Voltar Descalço



(Sérgio Lisboa)

Teve um Grenal na década de setenta em que o Grêmio venceu com um gol do ponteiro esquerdo Éder. O Éder para quem não lembra ou não conheceu era o cara mais irreverente, malandro, mulherengo e para piorar ainda mais seu currículo, era um dos mais técnicos atacantes que este país já viu jogar.

Neste dia, num domingo de muito sol, no estádio do Inter, o Beira-Rio, Éder fez um golaço no segundo tempo e saiu para comemorar em direção às sociais do Internacional com a mão segurando o seu membro sob os calções e sacudindo freneticamente como a oferecê-lo para a torcida adversária.

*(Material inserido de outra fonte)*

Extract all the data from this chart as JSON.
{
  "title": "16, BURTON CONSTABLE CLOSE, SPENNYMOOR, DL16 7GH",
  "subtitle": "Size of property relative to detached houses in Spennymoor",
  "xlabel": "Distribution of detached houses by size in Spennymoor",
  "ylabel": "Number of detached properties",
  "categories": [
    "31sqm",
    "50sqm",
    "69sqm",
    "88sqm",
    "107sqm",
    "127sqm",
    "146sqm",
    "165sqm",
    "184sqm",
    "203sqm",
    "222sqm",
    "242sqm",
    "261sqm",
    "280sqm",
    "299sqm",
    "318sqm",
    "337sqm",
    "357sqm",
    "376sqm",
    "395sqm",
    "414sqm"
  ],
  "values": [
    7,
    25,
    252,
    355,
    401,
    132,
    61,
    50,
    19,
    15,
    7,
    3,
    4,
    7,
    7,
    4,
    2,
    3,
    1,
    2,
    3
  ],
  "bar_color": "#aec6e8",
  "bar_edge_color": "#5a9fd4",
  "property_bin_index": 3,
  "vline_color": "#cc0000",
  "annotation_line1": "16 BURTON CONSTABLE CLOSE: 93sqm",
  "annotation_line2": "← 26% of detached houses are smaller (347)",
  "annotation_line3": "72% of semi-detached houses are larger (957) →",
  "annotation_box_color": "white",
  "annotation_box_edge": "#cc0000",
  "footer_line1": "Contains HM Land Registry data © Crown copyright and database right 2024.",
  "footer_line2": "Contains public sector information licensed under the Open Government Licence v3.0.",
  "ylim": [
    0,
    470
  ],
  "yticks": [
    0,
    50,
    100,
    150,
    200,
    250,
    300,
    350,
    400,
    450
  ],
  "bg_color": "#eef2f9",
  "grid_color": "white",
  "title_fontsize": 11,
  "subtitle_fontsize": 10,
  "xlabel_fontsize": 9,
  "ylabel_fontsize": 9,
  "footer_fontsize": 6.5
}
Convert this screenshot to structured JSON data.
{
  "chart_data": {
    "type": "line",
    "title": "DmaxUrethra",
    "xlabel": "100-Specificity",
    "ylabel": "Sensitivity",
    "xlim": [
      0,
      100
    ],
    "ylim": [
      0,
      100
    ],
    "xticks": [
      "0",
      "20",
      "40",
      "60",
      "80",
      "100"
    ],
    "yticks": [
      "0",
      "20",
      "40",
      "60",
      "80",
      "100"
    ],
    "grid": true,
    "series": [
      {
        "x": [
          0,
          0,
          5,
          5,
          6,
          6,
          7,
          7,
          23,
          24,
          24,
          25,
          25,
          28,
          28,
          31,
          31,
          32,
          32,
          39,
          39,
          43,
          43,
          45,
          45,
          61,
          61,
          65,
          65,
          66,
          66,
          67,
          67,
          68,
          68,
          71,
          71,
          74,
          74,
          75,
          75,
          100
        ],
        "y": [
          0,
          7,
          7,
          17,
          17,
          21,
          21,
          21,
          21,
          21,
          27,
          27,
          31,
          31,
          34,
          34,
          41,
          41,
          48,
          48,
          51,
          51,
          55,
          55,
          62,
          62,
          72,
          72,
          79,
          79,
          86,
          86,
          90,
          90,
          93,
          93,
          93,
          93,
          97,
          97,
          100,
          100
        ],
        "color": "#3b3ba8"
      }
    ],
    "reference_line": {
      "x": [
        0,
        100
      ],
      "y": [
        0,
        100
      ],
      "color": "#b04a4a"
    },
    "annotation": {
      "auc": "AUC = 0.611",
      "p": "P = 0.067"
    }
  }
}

Aquele momento ficou marcado para sempre na minha memória, não o membro do Éder (qualé?!) mas aquela atitude dele de deboche em último grau sem nem sequer tomar um cartão amarelo pelos gestos obscenos que ele fez, muito diferente de como é hoje. Hoje se um jogador de futebol comemorar com um sorriso um gol marcado acaba expulso do jogo. Não é muito difícil de entender, uma vez que com jogos de resultados marcados é uma estupidez comemorar alguma coisa.

Vivíamos a ditadura e os militares que tanto nos amordaçaram sabiam que o estádio de futebol, tal qual o Coliseu da Roma antiga, era o lugar para o povo se esbaldar e os gladiadores ali dentro por pequenos instantes eram livres e não tinham essas regras bestas de não poderem sequer comemorar um gol ou uma mutilação sangrenta do adversário.

Voltando a comemoração do Éder, o que mais me chamou a atenção depois daquela comemoração foi a verdadeira chuva de objetos jogados sobre ele desde radinhos de pilhas, almofadas, bandeiras, pedras, guarda-chuvas (apesar do sol) e sapatos. Isso mesmo sapatos.

Eu sempre pensei, desde aquele dia, qual o grau de irritação de uma pessoa, não para ter coragem de jogar algo em alguém, mas em optar a voltar completamente descalço para casa em nome de uma desforra de tentar atingir alguém que lhe causou indignação ou lhe trouxe sofrimento.

Talvez o Presidente Bush naquele momento estivesse comemorando de uma forma tão obscena e tão debochada, como o Éder há trinta anos que mereceu, assim, levar umas sapatadas pela cara.

Antigamente se podia tanto ser debochado e obsceno quanto ser impulsivo e jogar os sapatos nos crápulas. Hoje só aos crápulas é permitido o deboche e a obscenidade.